There’s a few reasons why you should change your condescending ways, the biggest of which is sociability. You’re not going to form good relationships with people if you look down your nose at them – it’s an awful way to be treated. A nasty habit is also being formed, which might end up with you being a resident of, or perhaps even the president of, Cuntsville. Habitants of this place constantly focus on the bad, and can become deeply depressed in the process.

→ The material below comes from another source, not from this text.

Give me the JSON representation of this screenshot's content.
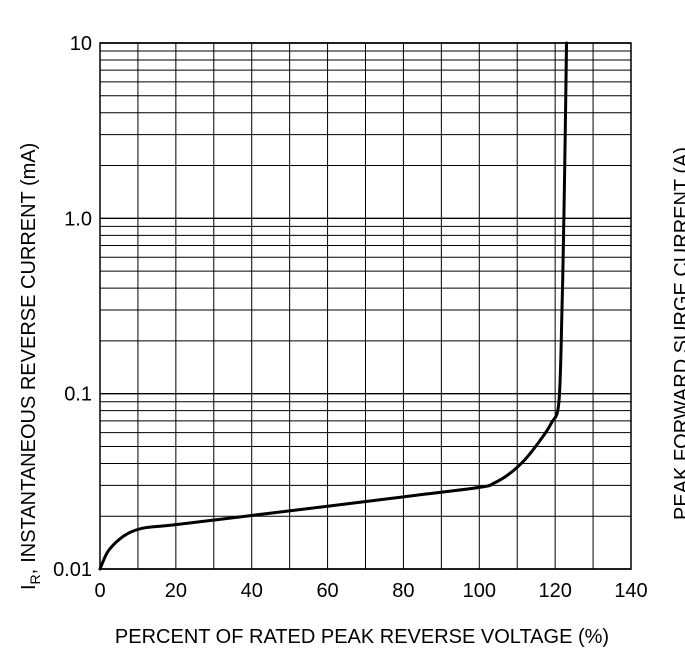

If you’ve decided that you want your condescending habit to be over, then compassion is the thing that it should be replaced with. Compassion is the nemesis of condescension; it’s about displaying tender understanding, rather than arrogant judgment. As humans, we all suffer a great deal, and we’d do well to remember this fact when we’re casting judgment on another person’s choices. Everyone is just trying to do the best they can with the cards they’ve been dealt. Even if you’re supremely confident in their failure to make good choices, treating them with condescension helps neither one of you. The few bad choices that are apparent may be concealed by a treasure-trove of good ones, and unless you can display the exquisite compassion required to love your fellow humans, you’ll never find out about them. We must assume that everyone we meet is better than us in some way.

“In my walks, every man I meet is my superior in some way, and in that I learn from him.” — Ralph Waldo Emerson

It’s helpful to remember that we often have little control over the choices that we make. Vowing to lose 10 kilos usually doesn’t result in us losing 10 kilos. Our willpower has a tendency to be pitifully inept. Casting aspersions on people’s choices is especially callous when considering this fact, not to mention hypocritical.

Another reason to be compassionate about the apparent failings of others is the amount of terrible and easily-accessible information in the world. Some bad choices are made from a totally warped view of what will make you happy; of what is valuable. Some poor souls may live their entire lives acting out poisonous beliefs, with zero capacity or understanding on how to improve their situation. You simply can’t find good information if you don’t know how to.

There’s also our culture to consider, a powerful motivating force that can shape negative behaviours. Noxious celebrity magazines are plastered with images of stick-thin, perfectly-chiseled stars who become role models for impressionable everyday people. Is it really surprising that they will do whatever necessary to emulate the richest, most successful people on the planet? A culture doesn’t have the best interests of its people at heart, despite its potential to influence our choices. Looking down on a girl who injects her face with botox might seem justified, until you consider her a sufferer of society. And even then, what makes you so arrogant to decide that she’s making a bad choice?

We must learn to replace our condescension with a more caring, compassionate understanding. Don’t be so cocky to assume that your beliefs always reflect reality – that probably isn’t the case. Consistently challenging your beliefs and updating them will imbue you with guru-like wisdom, and the accompanying compassion that you exhibit will create long-lasting bonds with those around you.